Support Groups: Often, it can be incredibly therapeutic to connect with people who are facing similar challenges to you. Speak to your doctor or therapist – or consult with doctor Google – to find out about possible paternal post-natal depression support groups close to you.
Couples Counselling: Having a baby can put a lot of strain on your relationship – as can having PND. Often, these changes can lead one (or both) parents to feel less supported than they were before the child. Couples counselling can help you to solidify the bond between your partner and yourself, so that you’re better able to lean on one-another through this difficult process.
Barriers to Treatment
Dad’s with PND face certain society-based challenges that makes it harder for them to get the help that they need. For starters, paternal post-natal depression is not yet recognized as an official psychological disorder. As a result – and particularly in Australian hospitals – dads with this disorder simply don’t get picked-up on by the healthcare system as often as moms, who receive routine screening.
But beyond that, our society is structured in a way that makes it harder for men to own-up to their emotional struggles and ask for help when they need it. Although these gendered expectations are slowly starting to change, men who face post-natal struggles tend to feel ashamed and guilty about, for example, failing to support their family in the way that they would like to. Dads in this position often feel that they’re alone and that they can’t reach out for help, because this would amount to a sign of failure or weakness. If this describes you, rest assured: paternal PND is a struggle faced by many men; and as we have seen, there is help available.

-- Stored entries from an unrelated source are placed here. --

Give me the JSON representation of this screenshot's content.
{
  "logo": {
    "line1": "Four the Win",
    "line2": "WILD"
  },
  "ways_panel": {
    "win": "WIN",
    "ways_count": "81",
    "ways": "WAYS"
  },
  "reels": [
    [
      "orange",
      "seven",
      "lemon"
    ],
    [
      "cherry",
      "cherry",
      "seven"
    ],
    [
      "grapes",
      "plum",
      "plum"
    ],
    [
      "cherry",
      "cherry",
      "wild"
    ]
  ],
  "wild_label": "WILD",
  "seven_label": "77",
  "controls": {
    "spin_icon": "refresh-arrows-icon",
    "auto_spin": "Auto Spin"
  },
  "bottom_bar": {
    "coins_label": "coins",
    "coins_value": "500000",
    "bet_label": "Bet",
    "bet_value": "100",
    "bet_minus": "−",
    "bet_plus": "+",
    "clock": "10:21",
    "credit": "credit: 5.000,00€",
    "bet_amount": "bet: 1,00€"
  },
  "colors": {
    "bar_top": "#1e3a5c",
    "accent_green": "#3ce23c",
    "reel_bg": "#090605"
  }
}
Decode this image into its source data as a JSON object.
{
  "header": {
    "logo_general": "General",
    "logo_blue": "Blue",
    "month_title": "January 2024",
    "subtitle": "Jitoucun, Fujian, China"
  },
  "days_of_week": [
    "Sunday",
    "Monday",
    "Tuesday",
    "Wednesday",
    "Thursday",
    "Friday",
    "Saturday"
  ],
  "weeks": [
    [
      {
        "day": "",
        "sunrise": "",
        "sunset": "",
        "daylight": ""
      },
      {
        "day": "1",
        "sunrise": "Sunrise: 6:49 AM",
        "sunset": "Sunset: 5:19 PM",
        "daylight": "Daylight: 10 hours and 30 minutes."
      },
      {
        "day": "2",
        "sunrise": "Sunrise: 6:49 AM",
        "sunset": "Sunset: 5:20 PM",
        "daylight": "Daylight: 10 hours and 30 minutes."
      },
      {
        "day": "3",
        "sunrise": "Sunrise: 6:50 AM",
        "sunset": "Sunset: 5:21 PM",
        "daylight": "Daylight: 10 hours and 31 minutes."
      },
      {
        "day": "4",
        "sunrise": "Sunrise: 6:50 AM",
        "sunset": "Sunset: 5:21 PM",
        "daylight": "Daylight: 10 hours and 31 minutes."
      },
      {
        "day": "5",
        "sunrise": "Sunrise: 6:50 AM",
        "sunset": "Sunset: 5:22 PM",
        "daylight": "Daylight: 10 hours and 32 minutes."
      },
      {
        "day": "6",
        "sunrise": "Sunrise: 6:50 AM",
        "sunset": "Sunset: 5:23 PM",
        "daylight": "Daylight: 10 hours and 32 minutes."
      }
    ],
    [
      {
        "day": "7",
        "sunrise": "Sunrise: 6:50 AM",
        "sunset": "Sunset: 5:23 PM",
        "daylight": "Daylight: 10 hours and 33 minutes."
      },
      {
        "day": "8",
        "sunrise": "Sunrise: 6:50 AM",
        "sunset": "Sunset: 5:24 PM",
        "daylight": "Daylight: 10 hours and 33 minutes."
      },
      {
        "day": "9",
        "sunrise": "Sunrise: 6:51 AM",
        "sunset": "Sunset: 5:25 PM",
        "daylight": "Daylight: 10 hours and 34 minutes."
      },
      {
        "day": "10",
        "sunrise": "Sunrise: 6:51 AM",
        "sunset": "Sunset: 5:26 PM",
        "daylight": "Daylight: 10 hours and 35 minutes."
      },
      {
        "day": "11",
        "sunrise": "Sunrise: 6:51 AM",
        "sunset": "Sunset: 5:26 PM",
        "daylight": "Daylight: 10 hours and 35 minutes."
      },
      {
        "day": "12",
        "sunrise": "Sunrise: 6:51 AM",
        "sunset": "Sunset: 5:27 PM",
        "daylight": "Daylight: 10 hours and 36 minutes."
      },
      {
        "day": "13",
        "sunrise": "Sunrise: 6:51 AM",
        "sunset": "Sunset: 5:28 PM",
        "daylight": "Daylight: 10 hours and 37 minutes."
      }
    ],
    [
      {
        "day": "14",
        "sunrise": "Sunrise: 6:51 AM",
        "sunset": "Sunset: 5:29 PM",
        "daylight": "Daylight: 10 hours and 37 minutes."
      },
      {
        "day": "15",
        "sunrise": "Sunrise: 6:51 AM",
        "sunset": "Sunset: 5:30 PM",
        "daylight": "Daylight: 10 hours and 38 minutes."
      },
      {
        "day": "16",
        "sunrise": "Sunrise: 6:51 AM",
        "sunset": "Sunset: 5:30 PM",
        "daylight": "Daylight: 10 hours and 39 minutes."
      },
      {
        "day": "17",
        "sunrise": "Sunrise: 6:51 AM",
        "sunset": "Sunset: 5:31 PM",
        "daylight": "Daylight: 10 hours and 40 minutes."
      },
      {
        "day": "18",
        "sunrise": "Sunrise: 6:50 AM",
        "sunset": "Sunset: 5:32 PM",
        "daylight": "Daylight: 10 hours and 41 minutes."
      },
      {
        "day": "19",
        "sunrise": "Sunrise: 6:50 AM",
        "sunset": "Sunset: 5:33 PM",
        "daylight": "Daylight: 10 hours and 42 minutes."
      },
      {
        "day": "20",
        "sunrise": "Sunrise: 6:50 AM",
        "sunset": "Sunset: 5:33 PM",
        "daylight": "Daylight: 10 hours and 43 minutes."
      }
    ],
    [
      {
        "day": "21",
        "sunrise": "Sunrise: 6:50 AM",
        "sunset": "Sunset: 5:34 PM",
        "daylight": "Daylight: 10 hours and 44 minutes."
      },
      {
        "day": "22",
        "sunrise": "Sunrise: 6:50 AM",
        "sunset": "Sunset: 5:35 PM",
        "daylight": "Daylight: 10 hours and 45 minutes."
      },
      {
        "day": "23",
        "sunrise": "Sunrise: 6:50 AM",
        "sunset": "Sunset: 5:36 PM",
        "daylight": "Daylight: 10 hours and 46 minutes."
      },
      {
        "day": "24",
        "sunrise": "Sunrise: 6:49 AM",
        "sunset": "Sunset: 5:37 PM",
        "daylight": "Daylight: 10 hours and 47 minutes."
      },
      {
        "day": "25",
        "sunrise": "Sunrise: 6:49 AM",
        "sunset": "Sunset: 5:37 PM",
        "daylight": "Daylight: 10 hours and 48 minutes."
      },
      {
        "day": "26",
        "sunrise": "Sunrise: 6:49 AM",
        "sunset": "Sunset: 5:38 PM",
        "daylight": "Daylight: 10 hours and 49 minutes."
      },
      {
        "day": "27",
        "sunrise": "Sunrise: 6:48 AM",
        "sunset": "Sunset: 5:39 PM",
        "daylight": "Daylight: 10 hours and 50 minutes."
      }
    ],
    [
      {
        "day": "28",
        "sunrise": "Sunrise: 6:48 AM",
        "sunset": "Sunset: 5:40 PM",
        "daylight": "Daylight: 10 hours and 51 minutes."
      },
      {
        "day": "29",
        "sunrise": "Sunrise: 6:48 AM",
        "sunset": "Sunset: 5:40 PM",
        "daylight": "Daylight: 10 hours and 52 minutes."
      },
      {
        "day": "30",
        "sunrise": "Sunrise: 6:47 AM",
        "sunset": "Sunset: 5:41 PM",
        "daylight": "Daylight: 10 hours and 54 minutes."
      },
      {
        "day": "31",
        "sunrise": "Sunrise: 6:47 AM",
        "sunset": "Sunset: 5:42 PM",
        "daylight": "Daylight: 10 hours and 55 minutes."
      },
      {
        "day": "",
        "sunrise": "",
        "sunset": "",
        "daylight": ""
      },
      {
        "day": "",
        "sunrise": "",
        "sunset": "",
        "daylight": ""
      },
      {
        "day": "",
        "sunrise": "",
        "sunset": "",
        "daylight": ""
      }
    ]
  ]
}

It can be challenging to admit that you need help. Indeed, simply owning up to this truth can be the most difficult step to take. But the pressures of raising a new-born are incredibly real and it’s important to seek help as soon as possible. In addition to improving your own mental and physical wellbeing by tackling your depression, your baby also stands to benefit. Research suggests that a depressed parent can interrupt the bonding process, which can negatively affect the baby’s emotional, social and cognitive development. Don’t let society’s perceptions about paternal post-natal depression get in the way of what’s best for you, your baby and your family. Remember, in the words of Les Brown: “ask for help not because you are weak, but because you want to remain strong”.